What are the Pritchard Criteria?
- Understanding the charge(s)
- Entering a plea
- Challenging any jurors to whom they may object
- To give proper instructions to their legal representatives
- Following the proceedings so as to make a proper defence
- Give evidence
In common with other forms of capacity, people are presumed to have capacity – i.e. to be fit to plead and to fulfil the Pritchard Criteria, unless found otherwise.
If the question of fitness to plead is raised, then expert evidence is needed to assess the defendant’s fitness to plead, according to the criteria. This is most often done by a psychiatrist. The defence, prosecution and the Judge can instruct experts to assess fitness to plead.
After expert evidence is produced the Judge makes the decision about whether the defendant is fit to plead or not.
If experts disagree then the Judge can arrange a contested fitness to plead hearing, when experts can be examined and a decision reached by the Judge.
The question of fitness to plead is usually raised by the defence.
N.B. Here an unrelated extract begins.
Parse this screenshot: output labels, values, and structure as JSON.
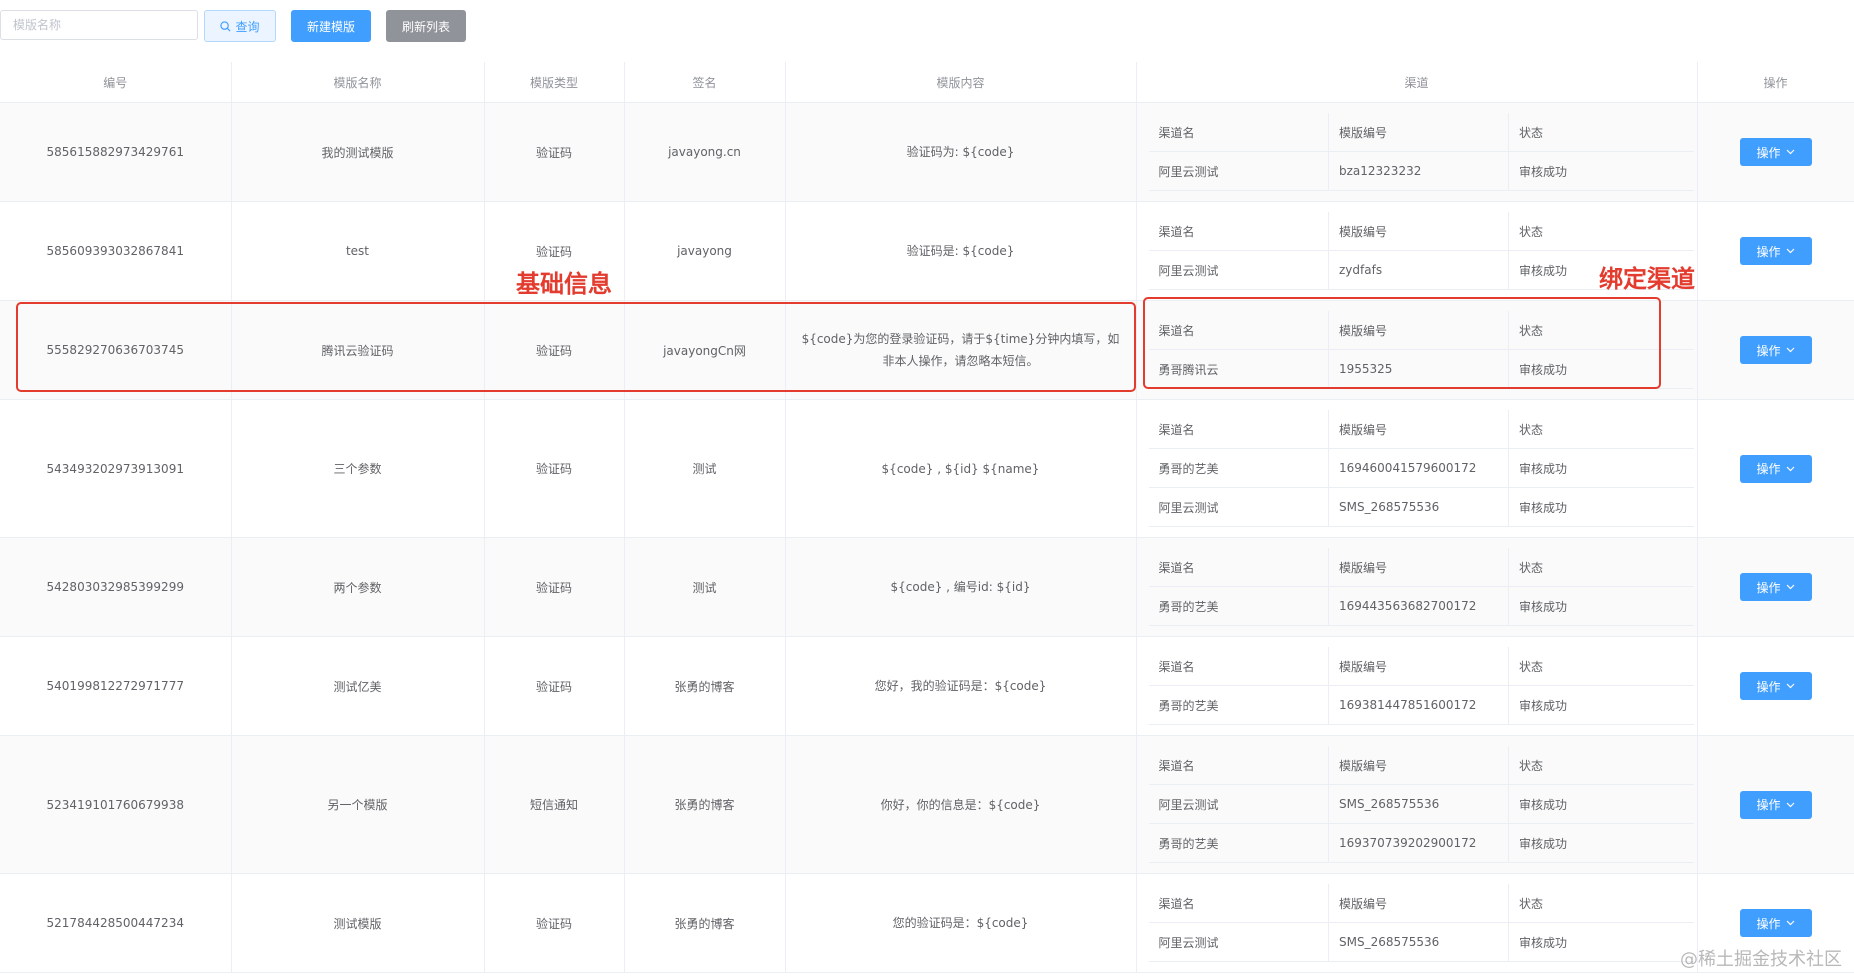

When the defence raise it, this must be proved on the balance of probabilities (the civil burden of proof).
If the question of fitness to plead is raised by the prosecution then it must be proved beyond reasonable doubt (the criminal burden of proof).
The history of the Pritchard Criteria
The Pritchard criteria were established in a case dating back to 1836, R v Pritchard. The Judge in the case was Edward Hall Alderson. He is cited as Alderman B. in reference to his honorary title of Baron.
R v Pritchard
Pritchard was a deaf man who could not talk. He was accused of bestiality, which could result in the death sentence if convicted. The Court regarded him as “mute” and set out to determine if he was “mute by malice” (suggesting he was refusing to talk) or “mute by visitation of God” (meaning that the muteness was beyond his control). He was found to be “mute by visitation”.
The jury was then set the task of determining whether Pritchard could plead. They found that he could, and he indicated that he pleaded not guilty. This raised the question of whether it was appropriate for him to be allowed to enter the plea.
The original form of the Pritchard Criteria
Alderson then directed the jury to consider whether the prisoner had sufficient intellect to comprehend the course of the proceedings, so as to make a proper defence, to challenge any juror he might wish to object to and to comprehend the details of the evidence.
There was no concern with instructing counsel because access to legal advice was not routinely available until almost 20 years later. The case of Davies (1853) saw the introduction of the additional criterion about properly instructing counsel.
The question of fitness to plead is usually raised by the defence. When the defence raise it, this must be proved on the balance of probabilities (the civil burden of proof).
If the question of fitness to plead is raised by the prosecution then it must be proved beyond reasonable doubt (the criminal burden of proof).